Олье бродил по лесу, ловя лицом смешные изумрудные блики, что рождало солнце, сиявшее сквозь листву. Настроение было под стать погоде - чистое, ясное, легкое. Хотелось петь и смеяться. И он смеялся, вспоминая смешную сценку, которую ненароком подглядел: маленькая девочка тщательно умывалась водой из ручья, рядом нетерпеливо переминалась с ноги на ногу девочка постарше, наверное, ее сестра.
- Ай, Суни, ты скоро лицо до дыр протрешь! - не выдержав, сказала старшая.
- Тогда мама мне новое купит, - ничуть не смутившись, ответила малышка, продолжая свое занятие...
Начинало смеркаться и лилово-голубые тени ложились под ноги идущему. Юноша возвращался домой.
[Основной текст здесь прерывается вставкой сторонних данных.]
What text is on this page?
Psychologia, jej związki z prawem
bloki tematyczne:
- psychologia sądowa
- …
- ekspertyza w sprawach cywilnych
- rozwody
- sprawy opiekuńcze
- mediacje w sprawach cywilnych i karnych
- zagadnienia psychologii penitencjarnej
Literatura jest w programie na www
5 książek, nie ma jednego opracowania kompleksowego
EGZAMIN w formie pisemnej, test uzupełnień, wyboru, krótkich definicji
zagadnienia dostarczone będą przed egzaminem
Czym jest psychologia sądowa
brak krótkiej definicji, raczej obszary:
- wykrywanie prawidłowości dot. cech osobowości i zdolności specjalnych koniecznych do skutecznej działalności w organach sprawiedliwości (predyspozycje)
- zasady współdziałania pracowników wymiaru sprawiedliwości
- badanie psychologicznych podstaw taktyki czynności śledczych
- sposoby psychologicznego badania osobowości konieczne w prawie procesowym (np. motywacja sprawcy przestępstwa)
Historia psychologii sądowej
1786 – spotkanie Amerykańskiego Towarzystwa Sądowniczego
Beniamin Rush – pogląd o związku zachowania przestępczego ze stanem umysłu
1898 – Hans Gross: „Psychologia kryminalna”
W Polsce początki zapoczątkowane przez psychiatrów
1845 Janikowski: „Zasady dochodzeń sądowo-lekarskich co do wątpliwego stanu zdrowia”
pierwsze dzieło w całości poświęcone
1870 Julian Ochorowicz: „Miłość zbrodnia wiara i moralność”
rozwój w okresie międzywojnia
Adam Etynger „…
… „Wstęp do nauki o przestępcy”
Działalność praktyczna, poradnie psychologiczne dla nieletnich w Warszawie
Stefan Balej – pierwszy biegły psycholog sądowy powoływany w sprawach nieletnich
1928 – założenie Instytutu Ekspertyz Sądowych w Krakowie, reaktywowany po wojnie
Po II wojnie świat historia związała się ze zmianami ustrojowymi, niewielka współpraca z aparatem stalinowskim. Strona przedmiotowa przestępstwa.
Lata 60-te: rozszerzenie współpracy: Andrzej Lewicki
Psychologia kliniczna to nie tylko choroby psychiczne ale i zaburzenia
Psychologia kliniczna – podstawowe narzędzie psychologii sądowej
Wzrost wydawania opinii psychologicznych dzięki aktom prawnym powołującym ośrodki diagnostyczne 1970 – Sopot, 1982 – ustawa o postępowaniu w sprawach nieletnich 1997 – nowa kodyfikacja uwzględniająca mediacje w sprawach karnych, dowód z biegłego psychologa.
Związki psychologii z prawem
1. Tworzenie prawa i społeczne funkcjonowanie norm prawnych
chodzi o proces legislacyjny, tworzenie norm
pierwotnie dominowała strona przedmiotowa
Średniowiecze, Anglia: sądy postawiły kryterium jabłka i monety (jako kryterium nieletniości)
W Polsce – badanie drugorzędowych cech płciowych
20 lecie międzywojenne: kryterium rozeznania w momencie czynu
Увидав домик волшебницы, он ускорил шаг, и услышал долетавшие из-за распахнутой двери грубые голоса, настойчиво требовавшие чего-то. Им ответил голос Седар, полный холодного гнева:
- Первый, кто приблизится, пожалеет об этом!
Поняв, что происходит что-то неладное, Олье рванулся вперед, в два мига преодолел оставшееся расстояние, и встал на пороге комнаты.
Горели свечи, но не они освещали комнату, а сгусток сиреневого пламени, полыхавшего в руках разгневанной волшебницы. Перед ней стояли, обмениваясь смешками, трое мрачных, до зубов вооруженных личностей. Они не приближались к Седар, но тот, что постарше, как раз заговорил с ней:
- Давай договоримся по-хорошему. Нам нужно только золото, да, пожалуй, кое-какие безделушки...
- Нет у меня никакого золота! - воскликнула девушка, - а и было бы, так не для таких, как вы!
Пламя в ее руках сжалось до маленького жалкого язычка, волшебница торопливо прошептала что-то, и сиреневый огонь снова ярко вспыхнул.
До сих пор не замеченный, юноша перешагнул порог комнаты. Разбойники тотчас обернулись к нему.
- Это еще что за явление?
Олье подвинулся к полке, на которой лежал его меч и протянул руку к оружию. Он понимал, что одному против троих не выстоять, но готов был драться и с десятерыми.
- Оставьте ее в покое, - сказал он так спокойно, как только мог, - у нее нет золота.
- Тебе-то откуда знать? - не без ехидства спросил тот, что говорил с Седар и глаза его превратились в узкие щелочки, - никуда мы отсюда не уйдем, пока не выпотрошим этот домишко, как хозяйка курицу! А вот ты шел бы отсюда, пока я добрый.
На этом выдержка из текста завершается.